Ella asintió en silencio, poco convencida, él la tomo de la cintura y la acercó un poco.
—Esa palabra te queda genial —dijo.
—Me queda grande —admitió Camila—. Pero me gusta.
—No es verdad, pero me gusta que te guste —contestó él con una sonrisa.
Se quedaron un momento abrazados, con los ojos cerrados. Había calma. Camila sintió una presión en el vientre y puso la mano de Lucien sobre él.
—El bebé... —susurró él
—Sí —dijo Camila, con una sonrisa—. Se mueve más de día que de noche.

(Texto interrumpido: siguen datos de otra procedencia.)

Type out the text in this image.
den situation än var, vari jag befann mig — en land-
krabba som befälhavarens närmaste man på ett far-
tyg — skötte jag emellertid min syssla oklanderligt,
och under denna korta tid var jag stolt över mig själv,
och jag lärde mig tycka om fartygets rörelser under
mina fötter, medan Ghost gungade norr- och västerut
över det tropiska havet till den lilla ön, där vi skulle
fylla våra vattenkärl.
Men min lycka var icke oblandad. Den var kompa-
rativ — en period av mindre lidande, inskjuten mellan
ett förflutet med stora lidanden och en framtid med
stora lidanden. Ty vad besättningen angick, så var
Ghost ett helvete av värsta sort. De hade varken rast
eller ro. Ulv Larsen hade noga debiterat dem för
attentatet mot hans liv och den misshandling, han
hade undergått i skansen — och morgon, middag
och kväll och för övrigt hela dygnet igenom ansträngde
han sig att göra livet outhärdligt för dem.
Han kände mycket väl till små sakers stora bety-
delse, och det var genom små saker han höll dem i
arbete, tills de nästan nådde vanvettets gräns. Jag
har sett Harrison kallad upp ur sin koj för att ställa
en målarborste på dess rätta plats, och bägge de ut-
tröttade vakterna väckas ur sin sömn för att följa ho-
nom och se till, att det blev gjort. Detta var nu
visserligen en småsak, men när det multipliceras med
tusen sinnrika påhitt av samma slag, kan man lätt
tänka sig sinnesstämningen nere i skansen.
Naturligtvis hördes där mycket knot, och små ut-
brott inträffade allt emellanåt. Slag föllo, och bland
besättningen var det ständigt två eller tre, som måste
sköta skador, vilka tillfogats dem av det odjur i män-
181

—Son mis genes —dijo Lucien, con otra sonrisa en los labios.
***
El día siguiente fue tranquilo, pero cerca del atardecer, la cosa cambió. Se oyeron varias sirenas subir la cuesta ligera de su calle. Camila las vio desde el patio, mientras Mathias jugaba, y hasta él levantó la vista.
Lucien salió en ese momento a verlos y también vio la ambulancia, y después dos coches patrulla.

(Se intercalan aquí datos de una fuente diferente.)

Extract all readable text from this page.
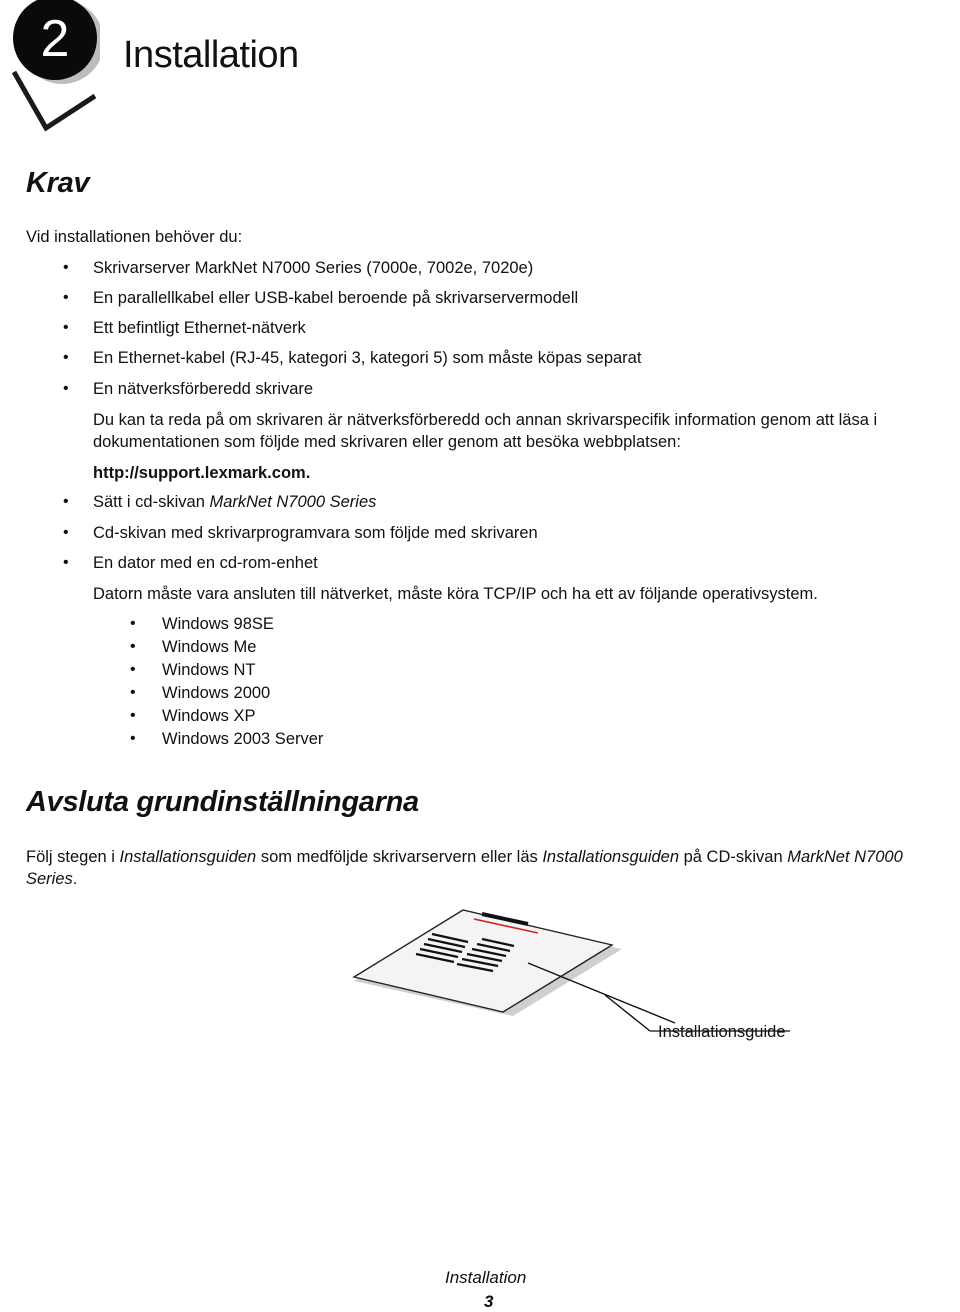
2 Installation
Krav
Vid installationen behöver du:
• Skrivarserver MarkNet N7000 Series (7000e, 7002e, 7020e)
• En parallellkabel eller USB-kabel beroende på skrivarservermodell
• Ett befintligt Ethernet-nätverk
• En Ethernet-kabel (RJ-45, kategori 3, kategori 5) som måste köpas separat
• En nätverksförberedd skrivare
Du kan ta reda på om skrivaren är nätverksförberedd och annan skrivarspecifik information genom att läsa i
dokumentationen som följde med skrivaren eller genom att besöka webbplatsen:
http://support.lexmark.com.
• Sätt i cd-skivan MarkNet N7000 Series
• Cd-skivan med skrivarprogramvara som följde med skrivaren
• En dator med en cd-rom-enhet
Datorn måste vara ansluten till nätverket, måste köra TCP/IP och ha ett av följande operativsystem.
• Windows 98SE
• Windows Me
• Windows NT
• Windows 2000
• Windows XP
• Windows 2003 Server
Avsluta grundinställningarna
Följ stegen i Installationsguiden som medföljde skrivarservern eller läs Installationsguiden på CD-skivan MarkNet N7000
Series.
Installationsguide
Installation
3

Rodrigo, que los vio desde su porche, se acercó a hablarles. Lucien le hizo un gesto a Mathias para que entrara en casa y el niño obedeció.
—¿Sabéis de qué es eso? A mí me lo acaba de decir Inés, que lo ha oído en la panadería —miró alrededor y bajó la voz—, que han encontrado a un hombre muerto en el paseo, a la altura del farallón. Está… raro.